- Directed by: Etienne Glaser
- Screenplay by: Astrid Lindgren
- Based on: Kalle Blomkvist, Nisse Nöjd och Vicke på Vind by Astrid Lindgren
- Produced by: Bo Billtén
- Music by: Sten Carlberg
- Release date: 1966;
- Running time: 66 minutes
- Country: Sweden
- Language: Swedish

= Mästerdetektiven Blomkvist på nya äventyr =

1966 film by Etienne Glaser

Mästerdetektiven Blomkvist på nya äventyr is a 1966 Swedish film about Kalle Blomkvist, directed by Etienne Glaser and written by Astrid Lindgren. It is based on the play Kalle Blomkvist, Nisse Nöjd och Vicke på Vind.

==Plot==
The White Rose (Kalle, Anders, Eva-Lotta) and the Red Rose (Sixten, Benka, Jonte) are fighting for a magical stone, called the Stormumriken.

One day Kalle and Sixten test their strengths and fight against each other, while Anders, Eva-Lotta, Benka and Jonte are watching and cheering. Policeman Rudolf Rask comes by and interrupts the fight. He tells the teenagers to stop fighting and the friends disappear.

Later, Rask talks to Kalle's rich aunts Hilda and Hulda Krikonblad. He promises to make sure the sisters are safe.

When the sisters are looking at a shop window, Kalle pranks them by knotting their ropes together. Hulda laughs when she realizes what the teenagers have done. Hilda however reacts differently, and she calls for the police officer Rask. After unsuccessfully trying to catch Kalle, Rask brings Hilda back home.
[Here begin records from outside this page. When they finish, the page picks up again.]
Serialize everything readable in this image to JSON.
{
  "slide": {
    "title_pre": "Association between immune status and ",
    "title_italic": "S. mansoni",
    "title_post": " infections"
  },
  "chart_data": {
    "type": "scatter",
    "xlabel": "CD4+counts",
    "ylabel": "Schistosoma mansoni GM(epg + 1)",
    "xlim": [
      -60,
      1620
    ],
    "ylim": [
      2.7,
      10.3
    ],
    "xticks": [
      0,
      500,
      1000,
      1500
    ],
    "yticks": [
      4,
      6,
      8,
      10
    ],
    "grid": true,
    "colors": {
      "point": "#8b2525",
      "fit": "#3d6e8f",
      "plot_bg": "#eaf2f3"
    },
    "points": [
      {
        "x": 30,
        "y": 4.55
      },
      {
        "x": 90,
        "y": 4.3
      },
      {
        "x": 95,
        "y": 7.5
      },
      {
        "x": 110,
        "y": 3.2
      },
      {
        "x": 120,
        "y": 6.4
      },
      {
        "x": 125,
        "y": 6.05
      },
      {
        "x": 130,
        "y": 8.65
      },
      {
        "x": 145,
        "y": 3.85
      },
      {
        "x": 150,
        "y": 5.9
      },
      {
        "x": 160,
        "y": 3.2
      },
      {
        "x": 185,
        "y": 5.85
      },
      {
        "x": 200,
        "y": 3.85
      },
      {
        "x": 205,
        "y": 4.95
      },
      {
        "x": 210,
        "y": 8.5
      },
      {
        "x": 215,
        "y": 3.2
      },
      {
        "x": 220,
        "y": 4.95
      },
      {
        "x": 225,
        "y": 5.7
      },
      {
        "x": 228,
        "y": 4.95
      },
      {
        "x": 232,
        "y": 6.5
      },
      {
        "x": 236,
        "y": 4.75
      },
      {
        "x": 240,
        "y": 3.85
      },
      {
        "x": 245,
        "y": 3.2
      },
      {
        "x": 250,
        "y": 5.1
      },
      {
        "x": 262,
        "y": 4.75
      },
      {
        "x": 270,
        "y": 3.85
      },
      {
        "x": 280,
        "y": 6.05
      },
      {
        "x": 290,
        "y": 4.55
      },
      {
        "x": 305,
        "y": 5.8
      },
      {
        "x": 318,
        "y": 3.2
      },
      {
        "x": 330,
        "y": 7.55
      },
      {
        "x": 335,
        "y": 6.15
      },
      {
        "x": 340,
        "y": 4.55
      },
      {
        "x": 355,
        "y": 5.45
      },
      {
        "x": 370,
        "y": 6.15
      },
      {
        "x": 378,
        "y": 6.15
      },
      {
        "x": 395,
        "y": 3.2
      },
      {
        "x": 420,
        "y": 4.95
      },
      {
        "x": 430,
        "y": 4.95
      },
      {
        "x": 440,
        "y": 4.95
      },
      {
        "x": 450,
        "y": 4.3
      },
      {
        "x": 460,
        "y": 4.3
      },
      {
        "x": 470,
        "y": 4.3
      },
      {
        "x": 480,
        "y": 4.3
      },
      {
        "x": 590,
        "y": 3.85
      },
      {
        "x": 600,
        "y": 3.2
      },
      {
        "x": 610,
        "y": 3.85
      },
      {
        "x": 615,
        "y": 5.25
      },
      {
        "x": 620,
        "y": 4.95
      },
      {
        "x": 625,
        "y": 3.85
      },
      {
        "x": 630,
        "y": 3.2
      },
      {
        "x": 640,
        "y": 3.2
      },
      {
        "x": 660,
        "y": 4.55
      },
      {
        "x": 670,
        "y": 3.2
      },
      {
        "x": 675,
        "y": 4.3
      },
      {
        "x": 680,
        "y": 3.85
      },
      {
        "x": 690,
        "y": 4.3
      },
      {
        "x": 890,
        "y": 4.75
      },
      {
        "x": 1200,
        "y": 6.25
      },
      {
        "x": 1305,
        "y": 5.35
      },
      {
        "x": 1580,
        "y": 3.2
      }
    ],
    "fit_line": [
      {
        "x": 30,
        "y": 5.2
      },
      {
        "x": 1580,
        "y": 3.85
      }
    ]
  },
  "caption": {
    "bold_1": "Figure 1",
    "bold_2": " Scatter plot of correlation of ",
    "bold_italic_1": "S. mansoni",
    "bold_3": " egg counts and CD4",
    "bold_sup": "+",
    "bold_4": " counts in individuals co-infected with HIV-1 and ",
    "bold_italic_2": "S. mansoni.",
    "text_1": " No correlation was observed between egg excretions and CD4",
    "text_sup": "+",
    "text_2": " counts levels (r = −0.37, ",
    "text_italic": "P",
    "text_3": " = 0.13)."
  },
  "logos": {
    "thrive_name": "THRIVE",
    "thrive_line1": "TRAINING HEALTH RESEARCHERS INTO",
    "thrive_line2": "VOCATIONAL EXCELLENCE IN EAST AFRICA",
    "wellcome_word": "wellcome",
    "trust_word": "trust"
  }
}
A short time later, the musicians Vicke and Nisse sing in front of the house of the sisters. Nisse plays the guitar while Vicke plays the accordion. Hulda wants to give some money to the musicians, but Hilda is annoyed by the sound of the music. She yells at Vicke and Nisse and tells them to stop immediately. The White Rose and the Red Rose observe the whole thing and laugh with the musicians about Hilda's behavior. Then the teenagers say goodbye.

The musicians however are out of money, and they do not know where to get any new money. Then Nisse has an idea: he wants to kidnap Hulda and extort a lot of money for her release, which is supposed to happen that night.

The two musicians sneak into the apartment of the sisters and break in, but instead of kidnapping the kind Hulda they kidnap the tough Hilda. They wrap her into a blanket and carry her out, but they are observed by Kalle. The next day not only Hilda is gone, but Kalle is missing as well.

Hulda receives a blackmailer letter. She is asked to pay a lot for the release of her sister. She reads the letter to the White and Red Rose. The teenagers try to help Hulda with their own pocket money.

Meanwhile, Hilda and Kalle are locked up in a small house by the criminals. While Kalle writes into his notebook, Hilda is angry, throws the dishes on the floor and complains. The criminals are annoyed by her complaining.

The criminals are discovered by Hulda, when they try to get the ransom. Hulda tries to alarm the White and Red Rose, but instead the policeman Rudolf Rask comes and talks to the criminals. To distract the policeman, the criminals make music with him. Then they say goodbye and go back to the house where they keep Kalle and Hilda prisoner, but Kalle and Hilda have already planned how they can overpower the two criminals and Rudolf Rask can later imprison them.

==Cast==
- Rolf Lindefors: Kalle Blomkvist
- Casper Verner-Carlson: Anders Bengtsson
- Nora Birch-Jensen: Eva-Lotta Lisander
- Matti Verner-Carlsson: Sixten
- Hans Johansson: Benka
- Peter Ström: Jonte
- Olof Thunberg: Polis Rudolf Rask
- Isa Quensel: Hilda Krikonblad
- Alice Eklund: Hulda Krikonblad
- Lars Edström: Vicke på vind
- Mille Schmidt: Nisse Nöjd

== Background ==
The film is based on the theater play Kalle Blomkvist, Nisse Nöjd och Vicke på Vind which was written by Astrid Lindgren in 1950. The play was published in a book with a collection of several theater plays, called Sex pjäser för barn och ungdom. In the film Astrid Lindgren's young detective Kalle Blomkvist solves a crime along with his friends from the White and the Red Rose. The film was first broadcast in 1966 on Sveriges Television. It was recorded on 26 December and was later released on video. Later the play was performed on Swedish theater stages, with different titles like Kalle Blomqvist, Nisse Nöjd och Vicke på Vind, Som dom gör i Amerika (short version in one act) or Mästerdetektiven Blomqvist.